Litter is trash that’s not where it belongs — in a landfill or trash bin. It creates significant problems for the environment, for animals, for humans, and the entire world. It’s dangerous, costly, and unsightly.
We propose a litter eradication effort in three phases: - First, to use crowdsourcing citizen-science to build an open database of litter images. - Second, to use image recognition technologies to develop computer vision models to identify litter in context, and to incentivize users to clean detected litter. - And third, to use the highly-accurate and tested models with autonomous drones and camera technologies to automate litter extraction.
Litter can be identified with pattern-based algorithms according to subtle differences in surrounding environment according to color, size, evidence of text, reflection, etc.

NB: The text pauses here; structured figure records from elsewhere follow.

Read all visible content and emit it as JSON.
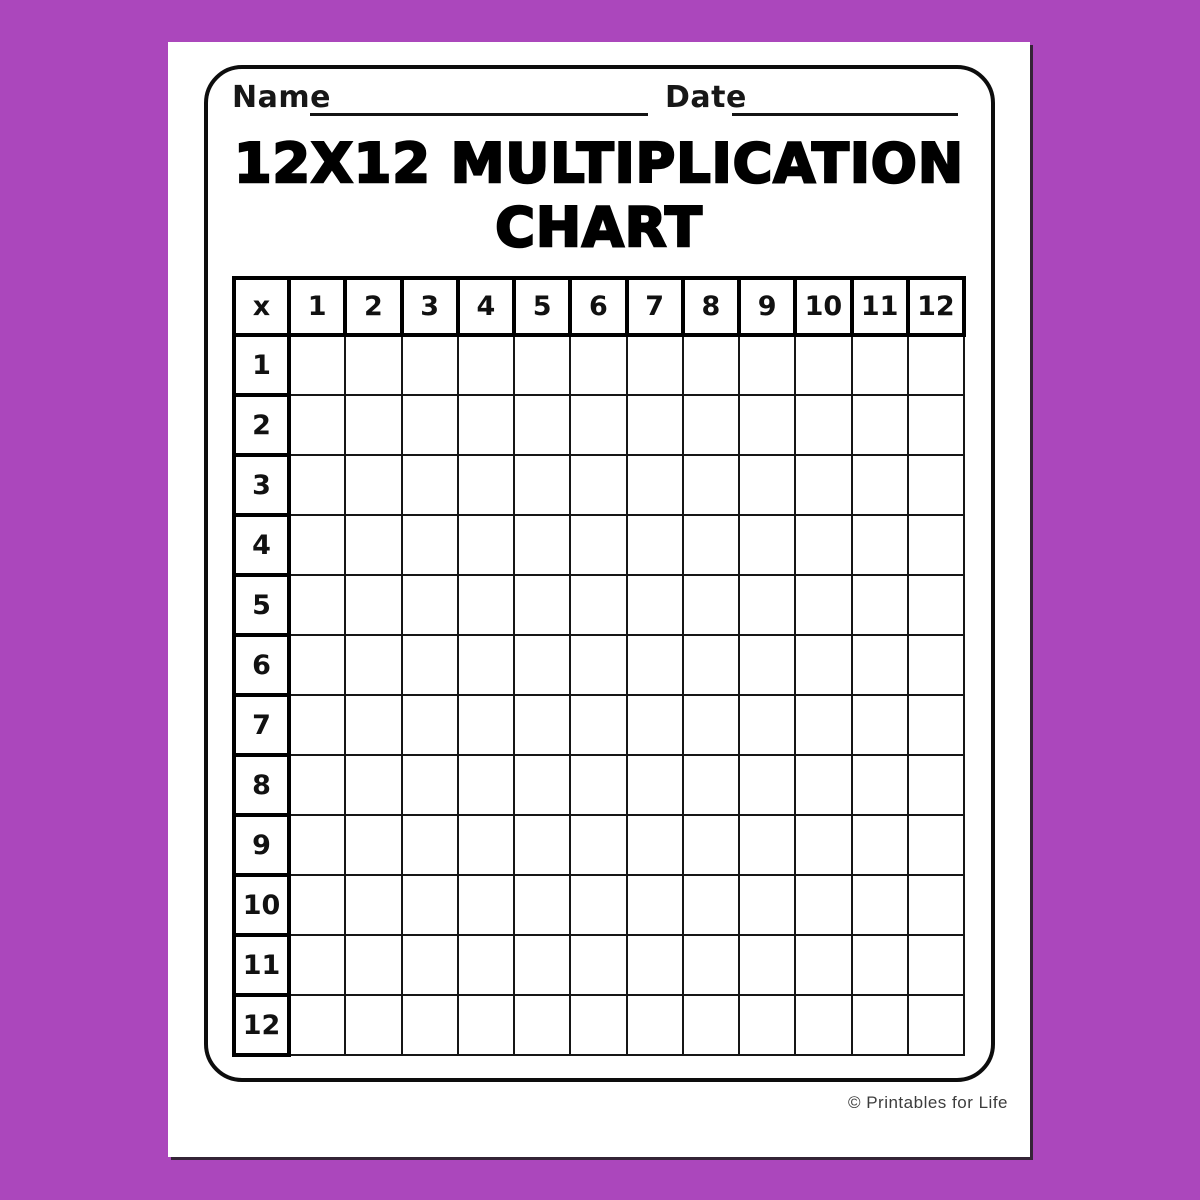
{
  "scene": {
    "background_color": "#ab47bc",
    "paper_color": "#ffffff",
    "frame_border_color": "#0d0d0d"
  },
  "header": {
    "name_label": "Name",
    "date_label": "Date"
  },
  "title": {
    "line1": "12X12 MULTIPLICATION",
    "line2": "CHART"
  },
  "table": {
    "corner_label": "x",
    "column_headers": [
      "1",
      "2",
      "3",
      "4",
      "5",
      "6",
      "7",
      "8",
      "9",
      "10",
      "11",
      "12"
    ],
    "row_headers": [
      "1",
      "2",
      "3",
      "4",
      "5",
      "6",
      "7",
      "8",
      "9",
      "10",
      "11",
      "12"
    ],
    "cell_value": ""
  },
  "footer": {
    "credit": "© Printables for Life"
  }
}
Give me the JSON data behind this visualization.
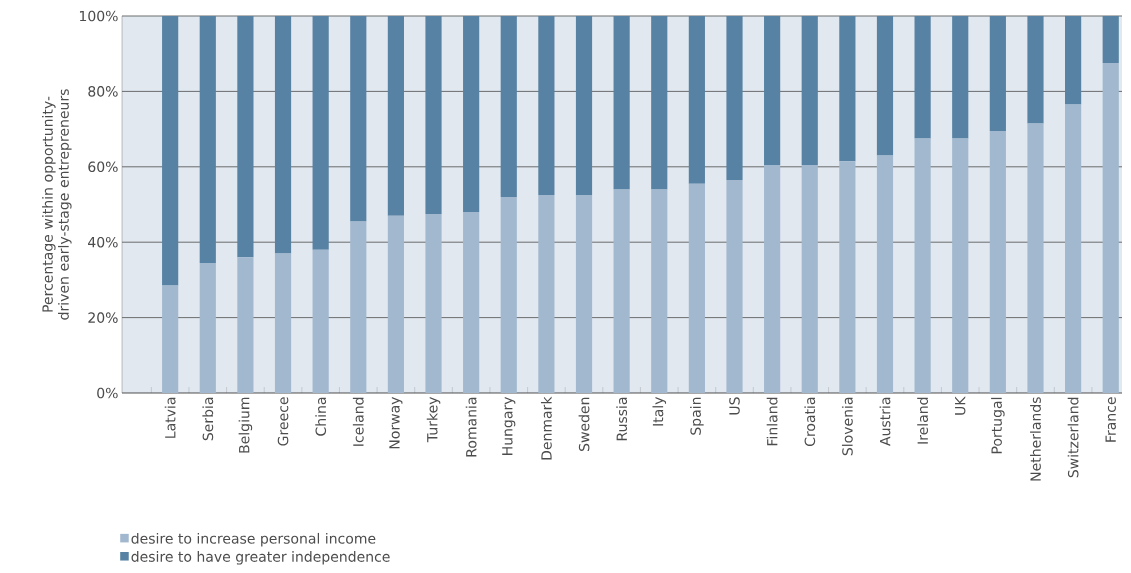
{
  "chart_data": {
    "type": "bar",
    "stacked": true,
    "ylabel": "Percentage within opportunity-driven early-stage entrepreneurs",
    "categories": [
      "Latvia",
      "Serbia",
      "Belgium",
      "Greece",
      "China",
      "Iceland",
      "Norway",
      "Turkey",
      "Romania",
      "Hungary",
      "Denmark",
      "Sweden",
      "Russia",
      "Italy",
      "Spain",
      "US",
      "Finland",
      "Croatia",
      "Slovenia",
      "Austria",
      "Ireland",
      "UK",
      "Portugal",
      "Netherlands",
      "Switzerland",
      "France"
    ],
    "series": [
      {
        "name": "desire to increase personal income",
        "color": "#a2b8ce",
        "values": [
          28.5,
          34.5,
          36,
          37,
          38,
          45.5,
          47,
          47.5,
          48,
          52,
          52.5,
          52.5,
          54,
          54,
          55.5,
          56.5,
          60.5,
          60.5,
          61.5,
          63,
          67.5,
          67.5,
          69.5,
          71.5,
          76.5,
          87.5
        ]
      },
      {
        "name": "desire to have greater independence",
        "color": "#5782a3",
        "values": [
          71.5,
          65.5,
          64,
          63,
          62,
          54.5,
          53,
          52.5,
          52,
          48,
          47.5,
          47.5,
          46,
          46,
          44.5,
          43.5,
          39.5,
          39.5,
          38.5,
          37,
          32.5,
          32.5,
          30.5,
          28.5,
          23.5,
          12.5
        ]
      }
    ],
    "ylim": [
      0,
      100
    ],
    "yticks": [
      {
        "value": 0,
        "label": "0%"
      },
      {
        "value": 20,
        "label": "20%"
      },
      {
        "value": 40,
        "label": "40%"
      },
      {
        "value": 60,
        "label": "60%"
      },
      {
        "value": 80,
        "label": "80%"
      },
      {
        "value": 100,
        "label": "100%"
      }
    ],
    "grid": "y",
    "legend": "bottom left"
  }
}
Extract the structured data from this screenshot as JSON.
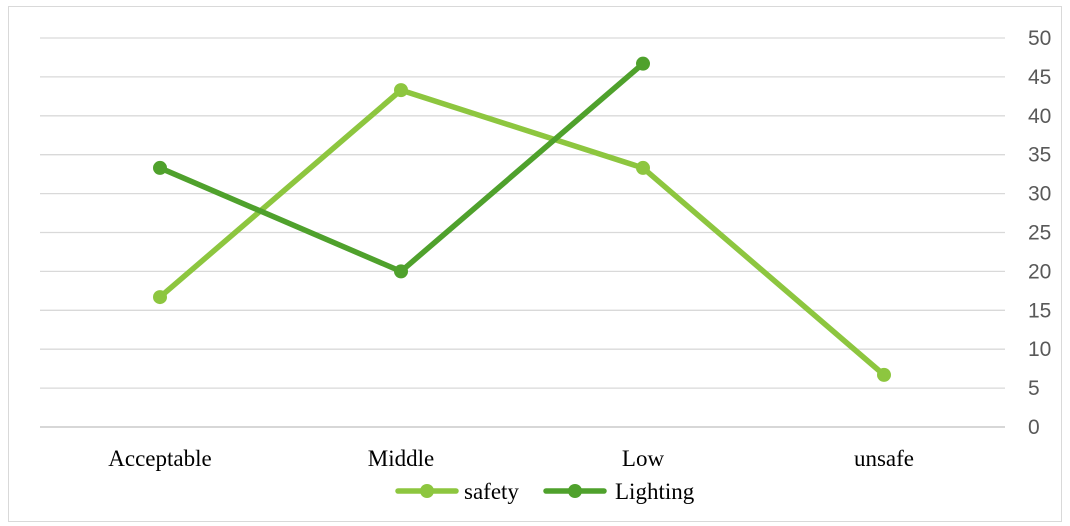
{
  "chart_data": {
    "type": "line",
    "categories": [
      "Acceptable",
      "Middle",
      "Low",
      "unsafe"
    ],
    "series": [
      {
        "name": "safety",
        "color": "#8dc63f",
        "values": [
          16.7,
          43.3,
          33.3,
          6.7
        ]
      },
      {
        "name": "Lighting",
        "color": "#4fa12c",
        "values": [
          33.3,
          20,
          46.7,
          null
        ]
      }
    ],
    "y_ticks": [
      "0",
      "5",
      "10",
      "15",
      "20",
      "25",
      "30",
      "35",
      "40",
      "45",
      "50"
    ],
    "ylim": [
      0,
      50
    ],
    "y_axis_side": "right",
    "grid": true,
    "legend": "bottom",
    "title": "",
    "xlabel": "",
    "ylabel": ""
  }
}
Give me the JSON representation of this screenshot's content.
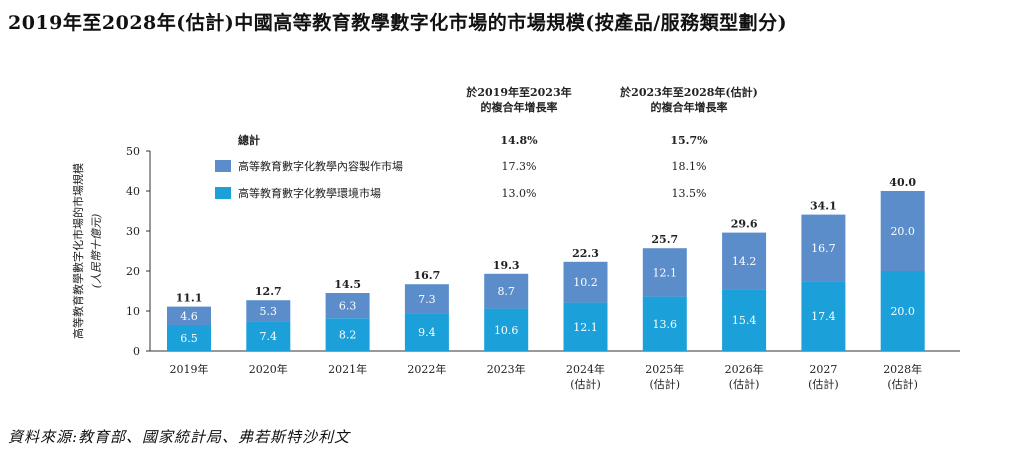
{
  "title": "2019年至2028年(估計)中國高等教育教學數字化市場的市場規模(按產品/服務類型劃分)",
  "source": "資料來源:教育部、國家統計局、弗若斯特沙利文",
  "chart_data": {
    "type": "bar",
    "stacked": true,
    "title": "2019年至2028年(估計)中國高等教育教學數字化市場的市場規模(按產品/服務類型劃分)",
    "ylabel": "高等教育教學數字化市場的市場規模",
    "ylabel_unit": "(人民幣十億元)",
    "ylim": [
      0,
      50
    ],
    "yticks": [
      0,
      10,
      20,
      30,
      40,
      50
    ],
    "categories": [
      [
        "2019年"
      ],
      [
        "2020年"
      ],
      [
        "2021年"
      ],
      [
        "2022年"
      ],
      [
        "2023年"
      ],
      [
        "2024年",
        "(估計)"
      ],
      [
        "2025年",
        "(估計)"
      ],
      [
        "2026年",
        "(估計)"
      ],
      [
        "2027",
        "(估計)"
      ],
      [
        "2028年",
        "(估計)"
      ]
    ],
    "series": [
      {
        "name": "高等教育數字化教學環境市場",
        "color": "#1ba0d9",
        "values": [
          6.5,
          7.4,
          8.2,
          9.4,
          10.6,
          12.1,
          13.6,
          15.4,
          17.4,
          20.0
        ]
      },
      {
        "name": "高等教育數字化教學內容製作市場",
        "color": "#5b8dcb",
        "values": [
          4.6,
          5.3,
          6.3,
          7.3,
          8.7,
          10.2,
          12.1,
          14.2,
          16.7,
          20.0
        ]
      }
    ],
    "totals": [
      11.1,
      12.7,
      14.5,
      16.7,
      19.3,
      22.3,
      25.7,
      29.6,
      34.1,
      40.0
    ],
    "cagr_headers": [
      [
        "於2019年至2023年",
        "的複合年增長率"
      ],
      [
        "於2023年至2028年(估計)",
        "的複合年增長率"
      ]
    ],
    "legend": [
      {
        "label": "總計",
        "cagr1": "14.8%",
        "cagr2": "15.7%"
      },
      {
        "label": "高等教育數字化教學內容製作市場",
        "cagr1": "17.3%",
        "cagr2": "18.1%",
        "color": "#5b8dcb"
      },
      {
        "label": "高等教育數字化教學環境市場",
        "cagr1": "13.0%",
        "cagr2": "13.5%",
        "color": "#1ba0d9"
      }
    ]
  }
}
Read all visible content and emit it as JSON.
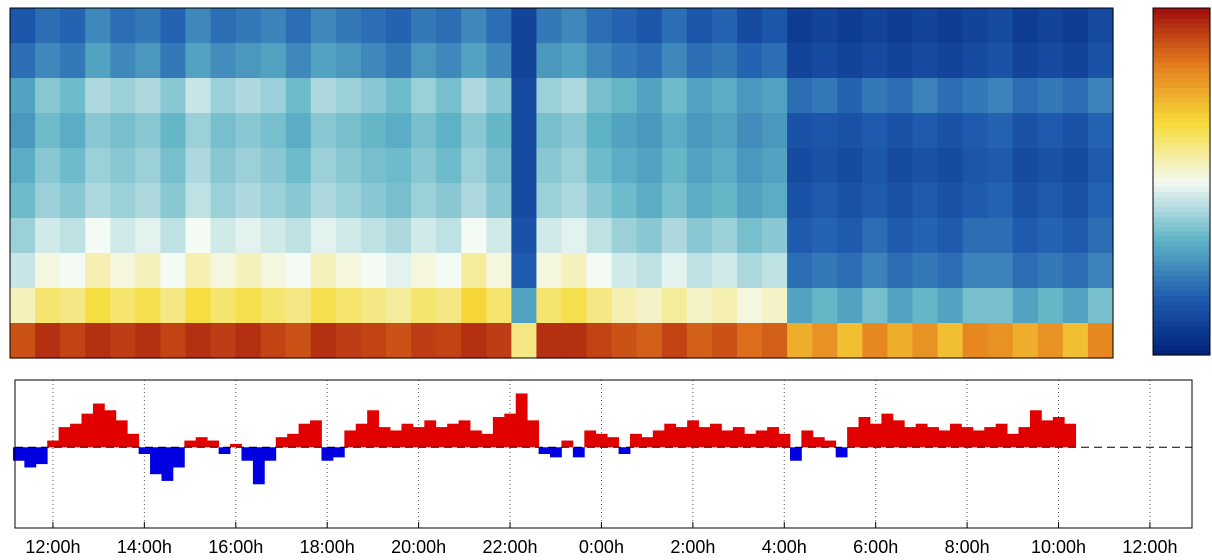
{
  "chart_data": [
    {
      "type": "heatmap",
      "clim": [
        0,
        1
      ],
      "colormap": [
        "#00207a",
        "#1f5cb0",
        "#5fb4c6",
        "#f4faf4",
        "#f6dc3a",
        "#e6801e",
        "#a00c0c"
      ],
      "values": [
        [
          0.15,
          0.2,
          0.18,
          0.25,
          0.2,
          0.22,
          0.18,
          0.25,
          0.2,
          0.22,
          0.24,
          0.2,
          0.25,
          0.22,
          0.2,
          0.18,
          0.22,
          0.2,
          0.25,
          0.2,
          0.1,
          0.22,
          0.25,
          0.2,
          0.18,
          0.15,
          0.2,
          0.15,
          0.18,
          0.12,
          0.15,
          0.08,
          0.1,
          0.08,
          0.1,
          0.08,
          0.1,
          0.08,
          0.1,
          0.12,
          0.08,
          0.1,
          0.08,
          0.12
        ],
        [
          0.2,
          0.25,
          0.22,
          0.3,
          0.25,
          0.28,
          0.22,
          0.3,
          0.26,
          0.28,
          0.3,
          0.25,
          0.3,
          0.28,
          0.25,
          0.22,
          0.28,
          0.25,
          0.3,
          0.25,
          0.1,
          0.28,
          0.3,
          0.25,
          0.22,
          0.2,
          0.25,
          0.2,
          0.22,
          0.18,
          0.2,
          0.1,
          0.12,
          0.1,
          0.12,
          0.1,
          0.12,
          0.1,
          0.12,
          0.14,
          0.1,
          0.12,
          0.1,
          0.14
        ],
        [
          0.3,
          0.38,
          0.35,
          0.42,
          0.4,
          0.42,
          0.38,
          0.45,
          0.4,
          0.42,
          0.4,
          0.35,
          0.42,
          0.4,
          0.38,
          0.35,
          0.4,
          0.36,
          0.42,
          0.38,
          0.12,
          0.4,
          0.42,
          0.36,
          0.34,
          0.3,
          0.35,
          0.3,
          0.32,
          0.28,
          0.3,
          0.2,
          0.22,
          0.18,
          0.22,
          0.2,
          0.24,
          0.2,
          0.22,
          0.24,
          0.2,
          0.22,
          0.2,
          0.24
        ],
        [
          0.28,
          0.35,
          0.32,
          0.38,
          0.36,
          0.38,
          0.34,
          0.4,
          0.36,
          0.38,
          0.36,
          0.32,
          0.38,
          0.36,
          0.34,
          0.32,
          0.36,
          0.33,
          0.38,
          0.34,
          0.12,
          0.36,
          0.38,
          0.33,
          0.3,
          0.28,
          0.32,
          0.28,
          0.3,
          0.26,
          0.28,
          0.14,
          0.15,
          0.14,
          0.16,
          0.14,
          0.16,
          0.14,
          0.16,
          0.18,
          0.14,
          0.16,
          0.14,
          0.18
        ],
        [
          0.32,
          0.38,
          0.35,
          0.4,
          0.38,
          0.4,
          0.36,
          0.42,
          0.38,
          0.4,
          0.38,
          0.35,
          0.4,
          0.38,
          0.36,
          0.35,
          0.38,
          0.35,
          0.4,
          0.36,
          0.12,
          0.38,
          0.4,
          0.35,
          0.32,
          0.3,
          0.34,
          0.3,
          0.32,
          0.28,
          0.3,
          0.12,
          0.14,
          0.12,
          0.15,
          0.12,
          0.14,
          0.12,
          0.15,
          0.16,
          0.12,
          0.14,
          0.12,
          0.16
        ],
        [
          0.35,
          0.4,
          0.38,
          0.42,
          0.4,
          0.42,
          0.38,
          0.44,
          0.4,
          0.42,
          0.4,
          0.38,
          0.42,
          0.4,
          0.38,
          0.36,
          0.4,
          0.38,
          0.42,
          0.38,
          0.12,
          0.4,
          0.42,
          0.38,
          0.35,
          0.32,
          0.36,
          0.32,
          0.34,
          0.3,
          0.32,
          0.14,
          0.16,
          0.14,
          0.16,
          0.14,
          0.16,
          0.14,
          0.16,
          0.18,
          0.14,
          0.16,
          0.14,
          0.18
        ],
        [
          0.4,
          0.46,
          0.44,
          0.5,
          0.46,
          0.48,
          0.44,
          0.5,
          0.46,
          0.48,
          0.46,
          0.44,
          0.48,
          0.46,
          0.44,
          0.42,
          0.46,
          0.44,
          0.5,
          0.46,
          0.14,
          0.46,
          0.48,
          0.44,
          0.4,
          0.38,
          0.42,
          0.38,
          0.4,
          0.36,
          0.38,
          0.16,
          0.18,
          0.16,
          0.2,
          0.16,
          0.18,
          0.16,
          0.2,
          0.2,
          0.16,
          0.18,
          0.16,
          0.2
        ],
        [
          0.45,
          0.52,
          0.5,
          0.56,
          0.52,
          0.55,
          0.5,
          0.56,
          0.52,
          0.55,
          0.52,
          0.5,
          0.55,
          0.52,
          0.5,
          0.48,
          0.52,
          0.5,
          0.58,
          0.52,
          0.16,
          0.52,
          0.55,
          0.5,
          0.46,
          0.44,
          0.48,
          0.44,
          0.46,
          0.42,
          0.44,
          0.2,
          0.22,
          0.2,
          0.24,
          0.2,
          0.22,
          0.2,
          0.24,
          0.24,
          0.2,
          0.22,
          0.2,
          0.24
        ],
        [
          0.55,
          0.62,
          0.6,
          0.66,
          0.62,
          0.65,
          0.6,
          0.66,
          0.62,
          0.65,
          0.62,
          0.6,
          0.65,
          0.62,
          0.6,
          0.58,
          0.62,
          0.6,
          0.68,
          0.62,
          0.3,
          0.62,
          0.65,
          0.6,
          0.56,
          0.54,
          0.58,
          0.54,
          0.56,
          0.52,
          0.54,
          0.3,
          0.34,
          0.3,
          0.36,
          0.3,
          0.34,
          0.3,
          0.36,
          0.36,
          0.3,
          0.34,
          0.3,
          0.36
        ],
        [
          0.9,
          0.95,
          0.92,
          0.95,
          0.93,
          0.95,
          0.92,
          0.95,
          0.93,
          0.95,
          0.92,
          0.9,
          0.95,
          0.93,
          0.92,
          0.9,
          0.93,
          0.92,
          0.95,
          0.93,
          0.6,
          0.95,
          0.95,
          0.92,
          0.9,
          0.88,
          0.92,
          0.88,
          0.9,
          0.86,
          0.88,
          0.75,
          0.8,
          0.72,
          0.82,
          0.75,
          0.8,
          0.72,
          0.82,
          0.8,
          0.75,
          0.8,
          0.72,
          0.82
        ]
      ]
    },
    {
      "type": "diverging-area",
      "positive_color": "#e00000",
      "negative_color": "#0000e0",
      "grid": true,
      "xlim": [
        11.17,
        36.92
      ],
      "ylim": [
        -1.2,
        1.0
      ],
      "xticks": [
        {
          "value": 12,
          "label": "12:00h"
        },
        {
          "value": 14,
          "label": "14:00h"
        },
        {
          "value": 16,
          "label": "16:00h"
        },
        {
          "value": 18,
          "label": "18:00h"
        },
        {
          "value": 20,
          "label": "20:00h"
        },
        {
          "value": 22,
          "label": "22:00h"
        },
        {
          "value": 24,
          "label": "0:00h"
        },
        {
          "value": 26,
          "label": "2:00h"
        },
        {
          "value": 28,
          "label": "4:00h"
        },
        {
          "value": 30,
          "label": "6:00h"
        },
        {
          "value": 32,
          "label": "8:00h"
        },
        {
          "value": 34,
          "label": "10:00h"
        },
        {
          "value": 36,
          "label": "12:00h"
        }
      ],
      "x": [
        11.25,
        11.5,
        11.75,
        12,
        12.25,
        12.5,
        12.75,
        13,
        13.25,
        13.5,
        13.75,
        14,
        14.25,
        14.5,
        14.75,
        15,
        15.25,
        15.5,
        15.75,
        16,
        16.25,
        16.5,
        16.75,
        17,
        17.25,
        17.5,
        17.75,
        18,
        18.25,
        18.5,
        18.75,
        19,
        19.25,
        19.5,
        19.75,
        20,
        20.25,
        20.5,
        20.75,
        21,
        21.25,
        21.5,
        21.75,
        22,
        22.25,
        22.5,
        22.75,
        23,
        23.25,
        23.5,
        23.75,
        24,
        24.25,
        24.5,
        24.75,
        25,
        25.25,
        25.5,
        25.75,
        26,
        26.25,
        26.5,
        26.75,
        27,
        27.25,
        27.5,
        27.75,
        28,
        28.25,
        28.5,
        28.75,
        29,
        29.25,
        29.5,
        29.75,
        30,
        30.25,
        30.5,
        30.75,
        31,
        31.25,
        31.5,
        31.75,
        32,
        32.25,
        32.5,
        32.75,
        33,
        33.25,
        33.5,
        33.75,
        34,
        34.25
      ],
      "values": [
        -0.2,
        -0.3,
        -0.25,
        0.1,
        0.3,
        0.35,
        0.5,
        0.65,
        0.55,
        0.4,
        0.2,
        -0.1,
        -0.4,
        -0.5,
        -0.3,
        0.1,
        0.15,
        0.1,
        -0.1,
        0.05,
        -0.2,
        -0.55,
        -0.2,
        0.15,
        0.2,
        0.35,
        0.4,
        -0.2,
        -0.15,
        0.25,
        0.35,
        0.55,
        0.3,
        0.25,
        0.35,
        0.3,
        0.4,
        0.3,
        0.35,
        0.4,
        0.25,
        0.2,
        0.45,
        0.5,
        0.8,
        0.4,
        -0.1,
        -0.15,
        0.1,
        -0.15,
        0.25,
        0.2,
        0.15,
        -0.1,
        0.2,
        0.15,
        0.25,
        0.35,
        0.3,
        0.4,
        0.3,
        0.35,
        0.25,
        0.3,
        0.2,
        0.25,
        0.3,
        0.2,
        -0.2,
        0.25,
        0.15,
        0.1,
        -0.15,
        0.3,
        0.45,
        0.35,
        0.5,
        0.4,
        0.3,
        0.35,
        0.3,
        0.25,
        0.35,
        0.3,
        0.25,
        0.3,
        0.35,
        0.2,
        0.3,
        0.55,
        0.4,
        0.45,
        0.35
      ]
    }
  ]
}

An app or web service can be developed that brings in enough interested users to serve as citizen scientists.
The costs of hosting, servers, database maintenance, and model development computing requirements are not beyond the scope of the projects resources.
Find litter examples, photograph them, upload them to the service, and build a large enough database from which to build machine learning models.
Phase 1 constraints consist of the ability to develop a working image data collection app, and an engaging user account platform to incentivize the photographing process in the first place. Phase 2 constraints have to do with the development of the litter detection model itself, the data science process in not only modeling the computer vision components, but in developing a production algorithm that can use the model in real-time. Phase 3 constraints are significant and revolve around the ability to incorporate the advancements from Phase 2 in a meaningful way to autonomous drone technologies that would include camera sensors, autonomous flight control, and even (ideally) an ability to collect detected litter for drop-off to an appropriate waste or recycling facility.